I have already broached this problem in Part 8. Suffice to reprise here that Fuller's icosahedral not only snubs the metric system, but would do a poor job even if it tried to use it. The controlling true-scale icosahedral triangle edges have an unstated and irrational metric length of 7,048.89 km. Fuller, the old sailor, only gives distance in nautical miles, and those too have an irrational per edge distance of 3,806.

It is ironic that the patron of the whole-earth philosophy would shun the very measurement which itself derived from the whole-earth circumference, that 1/10,000th decimal portion of a quarter great circle, equator to pole.

Those irrational bases of the icosahedral map in turn lead to haphazard and irrational scales (e.g., 1/43,520,000) that do not neatly tie into metric lengths, as does 1/20,000,000 (to which I re-adjusted various examples in this set). Other Fuller maps have a medley of sui-generis scales such as 1/21,000,000, and 1/47,500,000 and 1/77,500,000, etc., and that's not including the second "shrunken" scale where mentioned.

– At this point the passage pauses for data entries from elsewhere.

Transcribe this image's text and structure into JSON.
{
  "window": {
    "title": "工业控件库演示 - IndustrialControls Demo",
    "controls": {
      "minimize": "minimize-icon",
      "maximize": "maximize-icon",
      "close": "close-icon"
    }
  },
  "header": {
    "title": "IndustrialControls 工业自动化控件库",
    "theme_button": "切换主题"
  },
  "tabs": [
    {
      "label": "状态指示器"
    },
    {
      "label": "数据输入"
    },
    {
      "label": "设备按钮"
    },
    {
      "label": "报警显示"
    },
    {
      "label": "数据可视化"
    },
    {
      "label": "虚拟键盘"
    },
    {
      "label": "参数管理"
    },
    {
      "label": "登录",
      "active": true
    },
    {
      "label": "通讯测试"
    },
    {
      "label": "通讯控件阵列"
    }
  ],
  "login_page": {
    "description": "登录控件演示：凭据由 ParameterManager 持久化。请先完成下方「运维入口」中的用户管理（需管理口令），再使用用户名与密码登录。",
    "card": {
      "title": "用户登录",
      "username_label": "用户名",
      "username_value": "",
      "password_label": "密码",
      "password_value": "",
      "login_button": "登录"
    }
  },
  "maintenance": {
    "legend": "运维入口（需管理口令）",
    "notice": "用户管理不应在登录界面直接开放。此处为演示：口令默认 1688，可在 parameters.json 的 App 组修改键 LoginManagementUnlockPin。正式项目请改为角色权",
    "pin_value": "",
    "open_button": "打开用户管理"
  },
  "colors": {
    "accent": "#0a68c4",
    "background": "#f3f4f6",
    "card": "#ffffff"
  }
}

The Fuller map therefore, unlike Cahill, has no chance to combine three fundamentals: of whole-earth elementary education:

1) a synoptic globe-plus-map pairing;

2) a metric understanding of the global basis of a kilometer and a meter and a millimeter;

3) a correspondingly easy-to-grasp set of rational metric scales such as 1/200,000,000 and 1/100,000,000 and 1/50,000,000 and 1/20,000,000, etc.

A Cahill map (and readily made cognate globe) would enable just such a three-fold teaching of geographic fundamentals:

• its obvious map-globe relation;

• its metric system tie-in;

• and its easily understood regular metric scales.